URL filter interact with DNS filter?

[helloguys]

Merlin 386.1, RT-AC86U.

URL Filter:
steampowered
protonvpn

DNS Filter:
Global Filter Mode: OpenDNS Home

Everything seems to work as expected. For example, my kid's computer cannot access steampowered.com and protonvpn.com.

Then I added my computer to the DNS filter exception (i.e. my computer uses ISP DNS instead of OpenDNS). What I expected was: my computer will still be blocked to access steampowered.com and protonvpn.com. As URL filter is configured locally on the router, regardless what DNS to use. However, my computer was able to access those websites freely.

Is there any dependencies between URL filter and DNS filter? When used together, which one is checked first? Thanks!

 

[dave14305]

URL filter is not useful with https URLs, only http URLs. Perhaps OpenDNS Home was blocking them instead of URL Filter?

 

[helloguys]

Correct me if I'm wrong. Here are my test results and observations:

When Internet access was blocked by OpenDNS or URL Filter, the web browser has different behaviors.

If it was blocked by OpenDNS, web browser will give a "certificate warning". The certificate was "Cisco Umbrella", which is used by OpenDNS servers. So that's expected.

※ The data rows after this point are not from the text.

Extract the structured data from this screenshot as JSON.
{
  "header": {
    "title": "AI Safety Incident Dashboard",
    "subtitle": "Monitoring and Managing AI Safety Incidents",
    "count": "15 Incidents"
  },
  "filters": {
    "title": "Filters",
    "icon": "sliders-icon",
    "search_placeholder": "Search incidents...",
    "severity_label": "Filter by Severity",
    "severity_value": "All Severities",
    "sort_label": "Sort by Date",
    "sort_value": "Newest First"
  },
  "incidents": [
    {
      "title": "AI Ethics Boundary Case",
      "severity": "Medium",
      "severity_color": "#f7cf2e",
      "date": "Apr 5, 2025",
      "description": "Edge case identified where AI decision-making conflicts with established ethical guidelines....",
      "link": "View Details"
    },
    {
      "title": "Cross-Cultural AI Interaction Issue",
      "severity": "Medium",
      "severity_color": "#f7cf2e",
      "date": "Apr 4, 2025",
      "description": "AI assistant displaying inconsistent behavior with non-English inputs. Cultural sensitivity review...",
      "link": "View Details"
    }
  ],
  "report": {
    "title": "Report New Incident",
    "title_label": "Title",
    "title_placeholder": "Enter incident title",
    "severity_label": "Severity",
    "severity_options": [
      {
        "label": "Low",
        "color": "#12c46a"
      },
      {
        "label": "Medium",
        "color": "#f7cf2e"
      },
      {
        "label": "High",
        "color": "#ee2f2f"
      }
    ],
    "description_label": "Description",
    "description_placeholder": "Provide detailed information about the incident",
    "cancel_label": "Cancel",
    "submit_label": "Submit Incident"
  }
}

If it was blocked by Asus router's URL filter, the browser just trying and trying. Then it finally gives up and display "This site cannot be reached". I've attached both screenshots here so you can see the difference.

My observations are:
1) URL filter works with HTTPS. I deliberately type https://store.streampowered.com. It was blocked ty URL filter. I got "This site cannot be reached" message.
2) If both URL filter and DNS filter are enabled, URL filter seems to take precedence. I got "This site cannot be reached" message.

Now the question is:
If I add a computer to the DNS filter exception list, why URL filter doesn't catch that?

URL filter is not useful with https URLs, only http URLs. Perhaps OpenDNS Home was blocking them instead of URL Filter?

 

[ColinTaylor]

URL filter is not useful with https URLs, only http URLs. Perhaps OpenDNS Home was blocking them instead of URL Filter?

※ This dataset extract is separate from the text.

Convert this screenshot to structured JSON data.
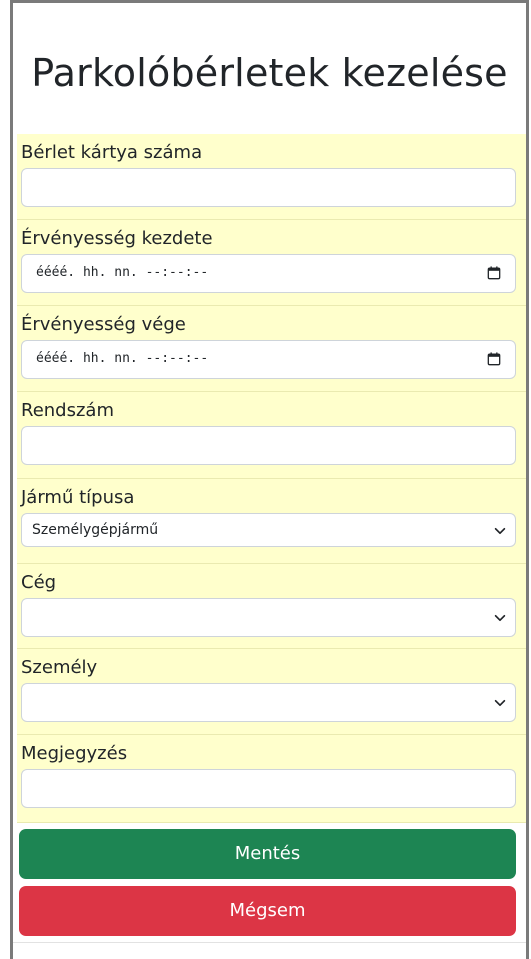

The URL filter was enhanced at some point. Now it looks for the blocked keyword in two types of traffic. First it looks in DNS requests (UDP port 53), then it looks for the word in HTTP (port 80) packets.

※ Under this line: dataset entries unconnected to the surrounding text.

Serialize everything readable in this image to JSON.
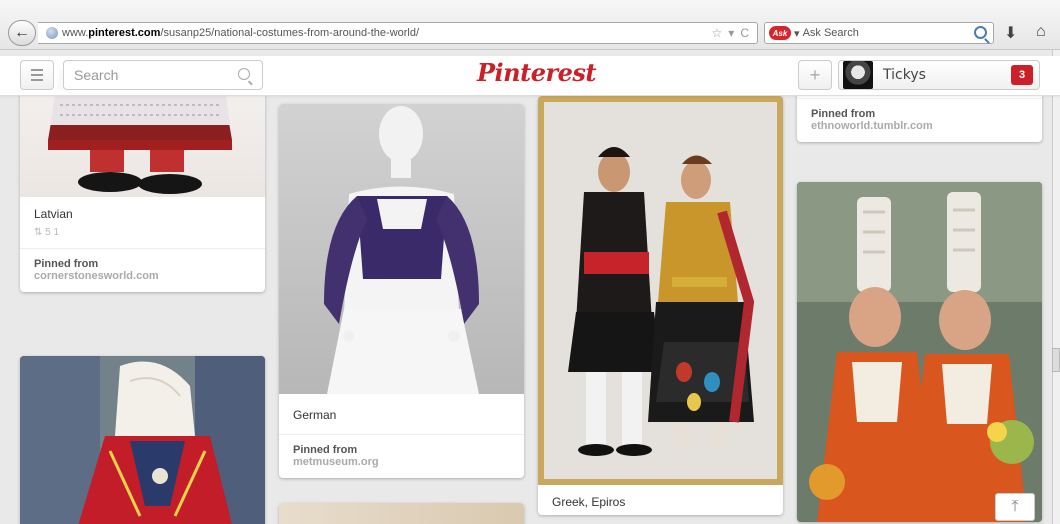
{
  "browser": {
    "url_host": "www.",
    "url_domain": "pinterest.com",
    "url_path": "/susanp25/national-costumes-from-around-the-world/",
    "search_placeholder": "Ask Search",
    "search_brand": "Ask"
  },
  "header": {
    "search_placeholder": "Search",
    "logo": "Pinterest",
    "user_name": "Tickys",
    "notifications": "3"
  },
  "pins": [
    {
      "desc": "Latvian",
      "stats": "5  1",
      "pinned_label": "Pinned from",
      "source": "cornerstonesworld.com"
    },
    {
      "desc": "German",
      "pinned_label": "Pinned from",
      "source": "metmuseum.org"
    },
    {
      "desc": "Greek, Epiros"
    },
    {
      "pinned_label": "Pinned from",
      "source": "ethnoworld.tumblr.com"
    }
  ],
  "colors": {
    "brand": "#cb2027",
    "background": "#e9e9e9"
  },
  "icons": {
    "back": "←",
    "scroll_top": "⤒"
  }
}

So the reason why @helloguys was seeing an NXDOMAIN error was because the DNS request was being intercepted and dropped.

 

[helloguys]

Interesting. So URL filter is doing DNS filtering in my case. When I put my computer in the "LAN > DNS Filter" exception list, does that bypass the "Firewall > URL Filter" as well? Because essentially, it is DNS filtering.

The URL filter was enhanced at some point. Now it looks for the blocked keyword in two types of traffic. First it looks in DNS requests (UDP port 53), then it looks for the word in HTTP (port 80) packets.

So the reason why @helloguys was seeing an NXDOMAIN error was because the DNS request was being intercepted and dropped.

 

[ColinTaylor]

What are you directing your computer to use in the exception list?

 

[helloguys]

Computer in the exception list uses "No Filtering". I guess "No Filtering" here bypasses not only DNS filtering, but also the URL filtering(as part of it uses DNS filtering as well).

It starts making sense now. Thanks!

What are you directing your computer to use in the exception list?

 

[MvW]

Is this Cisco Umbrella?

OpenDNS is indeed now Cisco Umbrella.